By Sarah Oliver, CRCM
What happens when marketing and compliance professionals social-ize?
Social media and compliance are not mutually exclusive concepts. I am a compliance professional and I fully support “social” banking. This support is a direct result of evolution in technology and the inevitability of growing consumer expectations. Younger generations are becoming increasingly social, especially millennials and the up and coming Generation Z (post-millennial). According to the U.S. Census Bureau in an article by Richard Fry of the Pew Research Center, “Millennials have surpassed baby boomers as the nation’s largest living generation.”
Admittedly, several years ago, when I was asked to be the compliance liaison for a large bank entering the social realm, it was a daunting notion. One of my favorite quotes is by a man named Herbert Spencer who describes ignorance as “contempt prior to investigation.” Alas, unfamiliar territory is scary, especially to risk professionals, such as compliance officers, whose first thought is something along the lines of “regulatory nightmare.” Nonetheless, the last half decade has shown (proven) that not only can banks be social and cool; they can do so while remaining compliant.
Let’s use Oklahoma’s Citizens Bank of Edmond (CBE) Facebook page as an example (no affiliation). In addition to posts about special events such as paper shredding, community announcements, and career opportunities, CBE shares information necessary to attend or participate in the monthly seasonal festival it hosts in downtown Edmond. Not only is this festival hugely popular as it benefits local schools and nonprofits, it also showcases local musicians and restaurants, features pop-up shops and food trucks, and generally provides support to Edmond’s small businesses. CBE’s Facebook page also showcases employees’ participation in fundraising, cash mobs—and it personally congratulates individuals and businesses on local awards and honors. It is human nature to want to feel good; and thus CBE shares posts that do just that, in addition to supporting numerous impeccable causes.
Before we move on, let’s pause to review what isn’t being discussed in the typical day’s feed: products and services.
Read that sentence again; it’s important. Trust me, Compliance will love this. Okay, let’s keep moving.
The world today is an electronic web in which consumers expect to be kept in the loop with their families, friends, and their providers (we are providers). Social media is interactive, and when used correctly can foster relationships, innovation, and information sharing. Its use can range from informal to service-oriented to rapid need-to-know communications during emergencies. For example, just minutes after a tornado blows through town, a community bank can start outreach and offer its resources through its social platforms. Newspapers and billboards do not afford such speed. Twitter and Facebook do.
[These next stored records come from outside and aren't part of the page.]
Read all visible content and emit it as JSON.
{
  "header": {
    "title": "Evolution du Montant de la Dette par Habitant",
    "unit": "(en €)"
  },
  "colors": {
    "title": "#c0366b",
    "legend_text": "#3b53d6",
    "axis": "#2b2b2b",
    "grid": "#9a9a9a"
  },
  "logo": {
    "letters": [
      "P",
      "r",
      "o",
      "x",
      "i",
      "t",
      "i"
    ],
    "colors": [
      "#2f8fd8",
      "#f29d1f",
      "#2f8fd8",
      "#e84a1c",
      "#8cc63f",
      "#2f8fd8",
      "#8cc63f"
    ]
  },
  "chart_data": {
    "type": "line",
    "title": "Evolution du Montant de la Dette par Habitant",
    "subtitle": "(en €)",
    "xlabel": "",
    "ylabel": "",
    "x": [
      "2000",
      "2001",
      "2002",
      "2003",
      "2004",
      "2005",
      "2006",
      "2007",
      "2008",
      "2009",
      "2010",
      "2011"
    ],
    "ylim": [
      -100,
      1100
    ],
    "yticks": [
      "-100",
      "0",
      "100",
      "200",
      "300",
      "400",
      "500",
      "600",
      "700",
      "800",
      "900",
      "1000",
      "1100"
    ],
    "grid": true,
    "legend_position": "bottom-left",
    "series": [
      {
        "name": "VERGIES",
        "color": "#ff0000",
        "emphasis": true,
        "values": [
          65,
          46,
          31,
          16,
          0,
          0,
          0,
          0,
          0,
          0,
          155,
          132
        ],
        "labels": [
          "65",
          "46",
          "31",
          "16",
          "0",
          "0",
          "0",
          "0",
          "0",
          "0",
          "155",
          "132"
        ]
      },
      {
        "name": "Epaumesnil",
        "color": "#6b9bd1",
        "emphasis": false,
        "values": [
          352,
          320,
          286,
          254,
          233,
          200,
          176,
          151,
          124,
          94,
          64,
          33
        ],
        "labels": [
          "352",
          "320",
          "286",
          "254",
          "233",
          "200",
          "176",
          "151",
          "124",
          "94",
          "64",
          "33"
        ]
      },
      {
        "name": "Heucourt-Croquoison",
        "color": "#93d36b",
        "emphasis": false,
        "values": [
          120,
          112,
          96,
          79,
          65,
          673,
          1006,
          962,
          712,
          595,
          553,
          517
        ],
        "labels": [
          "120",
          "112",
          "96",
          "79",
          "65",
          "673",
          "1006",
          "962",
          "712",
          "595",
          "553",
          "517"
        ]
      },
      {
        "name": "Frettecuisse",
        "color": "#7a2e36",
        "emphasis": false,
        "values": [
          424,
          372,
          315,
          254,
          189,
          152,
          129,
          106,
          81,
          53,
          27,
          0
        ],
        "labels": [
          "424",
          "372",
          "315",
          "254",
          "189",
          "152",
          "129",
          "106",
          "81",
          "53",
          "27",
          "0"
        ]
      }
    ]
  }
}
Let’s now discuss getting the buy-in and support needed from Compliance (stop groaning, keep an open mind, and be nice!). First, don’t tell Compliance on a Friday afternoon at 3:00 that you intend a roll out on social media sites on Monday and that you need them to approve this “by the end of day,” or worse “over the weekend” (we really hate that). If your bank is considering going social all relevant parties must have a seat at the planning table. This often includes Compliance, as well as Marketing, IT, HR, and Legal.
Start at strategy. Make sure your compliance officer knows that you know your social platforms should not typically be used for marketing products and services. This mitigates the vast majority of regulatory risk and that is music to Compliance’s ear. Create a shared vision, but remain flexible. Policy, content, archiving, privacy, platforms, training, and resources are some of the things that should be deliberated before going live. This may involve a bit of patience on the part of marketing. Let us not forget, an ounce of prevention is worth a pound of cure. In other words, take the time to get it right. Let Compliance work on the risk assessment… (I couldn’t resist, but seriously). Obviously as with any new process, kinks or unintended consequences may surface, but having the infrastructure in place (and positive relations with your key players) will ensure these are addressed swiftly, with all the necessary background and contextual knowledge. Proper groundwork and effective communications support the initial, and the future success of your social endeavors.
To recap, the point of social is not to market your wares. It’s social media, not sales media. The point of being social is to humanize your brand and connect. It’s about relationships. It is interactive, with communication flowing two (or twenty) ways. It’s a platform for likeminded people and businesses to share ideas within a community. Think collaboration and goodwill. Speak with people; not at people. Engage, share your story. Pictures and videos are good. Loan rates are bad. Use social to build and reinforce character. And be kind to your compliance officer. After all, would you really want their job?